The Parkin-like ubiquitin E3 ligase Ariadne-1 in the mammalian brain: Potential implications for neurodegenerative disease

Cadena, Juan G

01 January 2009

Parkinson’s disease (PD) is a movement disorder characterized by a massive loss of dopaminergic neurons of nigrostriatal origins. Several genes associated with familial cases of PD encode proteins that are direct components of the 26S Ubiquitin Proteasome System (UPS) or interact with enzymes involved in the UPS. Of these genes, parkin, and its product Parkin, an ubiquitin E3 ligase, is the most well characterized. Loss-of-function mutations in parkin result in the “early onset” PD known as Autosomal Recessive Juvenile Parkinsonism (AR-JP). Most research has focused on studying in what ways do nigrostriatal dopaminergic neurons differ from other neurons in the brain and how and why do these cells die in PD. In the following report I describe studies addressing the equally important alternative question: How do other neurons of the brain differ from nigrostriatal dopaminergic neurons that allow them to survive in AR-JP? I hypothesize that another E3 ligase provides redundant functions to Parkin in surviving neurons but that this redundant UPS enzyme is absent from dopaminergic neurons of the SNC. One protein that could possibly provide such a redundant function is the Parkin-like E3 ligase, Ariadne-1. Ariadne-1 and Parkin share significant sequence identity and similarity; they share the RING-IBR-RING signature domain; they share some UPS E2 enzymes; and they bind some of the substrates.
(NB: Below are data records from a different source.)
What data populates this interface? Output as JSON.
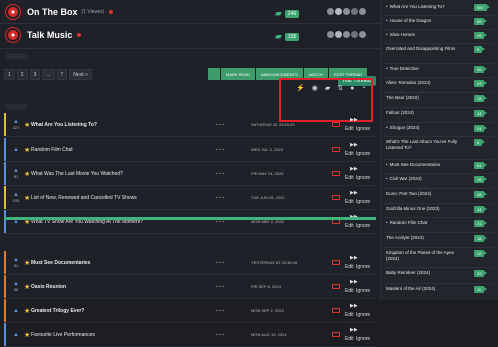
{
  "forums": [
    {
      "name": "On The Box",
      "sub": "(1 Viewer)",
      "count": "246"
    },
    {
      "name": "Talk Music",
      "sub": "",
      "count": "155"
    }
  ],
  "pagination": [
    "1",
    "2",
    "3",
    "...",
    "7",
    "Next »"
  ],
  "action_buttons": [
    "MARK READ",
    "ANNOUNCEMENTS",
    "WATCH",
    "POST THREAD"
  ],
  "your_threads_tooltip": "Your Threads",
  "toolbar_icons": [
    "lightning-icon",
    "eye-icon",
    "chat-icon",
    "sort-icon",
    "user-icon",
    "clock-icon"
  ],
  "threads": [
    {
      "title": "What Are You Listening To?",
      "votes": "227",
      "bold": true,
      "date": "SATURDAY AT 23:59:03",
      "edge": "#d9c13d"
    },
    {
      "title": "Random Film Chat",
      "votes": "",
      "bold": false,
      "date": "WED JUL 3, 2024",
      "edge": "#5b8fd9"
    },
    {
      "title": "What Was The Last Movie You Watched?",
      "votes": "81",
      "bold": false,
      "date": "FRI MAY 24, 2024",
      "edge": "#5b8fd9"
    },
    {
      "title": "List of New, Renewed and Cancelled TV Shows",
      "votes": "105",
      "bold": false,
      "date": "TUE JUN 28, 2022",
      "edge": "#d9c13d"
    },
    {
      "title": "What TV Show Are You Watching At The Moment?",
      "votes": "",
      "bold": false,
      "date": "MON MAY 2, 2022",
      "edge": "#5b8fd9"
    },
    {
      "title": "Must See Documentaries",
      "votes": "51",
      "bold": true,
      "date": "YESTERDAY AT 22:36:49",
      "edge": "#e07a2e"
    },
    {
      "title": "Oasis Reunion",
      "votes": "56",
      "bold": true,
      "date": "FRI SEP 6, 2024",
      "edge": "#e07a2e"
    },
    {
      "title": "Greatest Trilogy Ever?",
      "votes": "",
      "bold": true,
      "date": "MON SEP 2, 2024",
      "edge": "#e07a2e"
    },
    {
      "title": "Favourite Live Performances",
      "votes": "",
      "bold": false,
      "date": "MON AUG 19, 2024",
      "edge": "#5b8fd9"
    }
  ],
  "row_labels": {
    "edit": "Edit",
    "ignore": "Ignore"
  },
  "sidebar": [
    {
      "label": "What Are You Listening To?",
      "badge": "557",
      "bullet": true
    },
    {
      "label": "House of the Dragon",
      "badge": "89",
      "bullet": true
    },
    {
      "label": "Slow Horses",
      "badge": "25",
      "bullet": true
    },
    {
      "label": "Overrated and Disappointing Films",
      "badge": "9",
      "bullet": false
    },
    {
      "label": "True Detective",
      "badge": "36",
      "bullet": true
    },
    {
      "label": "Alien: Romulus (2024)",
      "badge": "23",
      "bullet": false
    },
    {
      "label": "The Bear (2022)",
      "badge": "15",
      "bullet": false
    },
    {
      "label": "Fallout (2024)",
      "badge": "14",
      "bullet": false
    },
    {
      "label": "Shogun (2024)",
      "badge": "24",
      "bullet": true
    },
    {
      "label": "What's The Last Album You've Fully Listened To?",
      "badge": "6",
      "bullet": false
    },
    {
      "label": "Must See Documentaries",
      "badge": "51",
      "bullet": true
    },
    {
      "label": "Civil War (2024)",
      "badge": "15",
      "bullet": true
    },
    {
      "label": "Dune: Part Two (2024)",
      "badge": "45",
      "bullet": false
    },
    {
      "label": "Godzilla Minus One (2023)",
      "badge": "14",
      "bullet": false
    },
    {
      "label": "Random Film Chat",
      "badge": "21",
      "bullet": true
    },
    {
      "label": "The Acolyte (2024)",
      "badge": "18",
      "bullet": false
    },
    {
      "label": "Kingdom of the Planet of the Apes (2024)",
      "badge": "12",
      "bullet": false
    },
    {
      "label": "Baby Reindeer (2024)",
      "badge": "22",
      "bullet": false
    },
    {
      "label": "Masters of the Air (2024)",
      "badge": "11",
      "bullet": false
    }
  ]
}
In this dissertation I show Ariadne-1 to be a component of LB in post-mortem human tissue of various neurodegenerative disease. Then, in rats, I determine that Ariadne-1 is present as both mRNA and protein in cells of the SNC. Furthermore, Ariadne-1 is globally expressed throughout the mammalian brain and this expression is restricted to neurons and absent from glial cells and white matter tracts. I also find that only a subset of nigrostriatal dopaminergic neurons express Ariadne-1. Then, using the PD model of unilateral striatal lesioning of mice, I determine that Ariadne-1 expression actually correlates more closely with an increased susceptibility to oxidative stress-induced cell death. Lastly, using two different parkin-/- mice, I determine that, in the absence of Parkin, Ariadne-1 expression correlates with a measurable advantage to dopaminergic neurons of the SNC.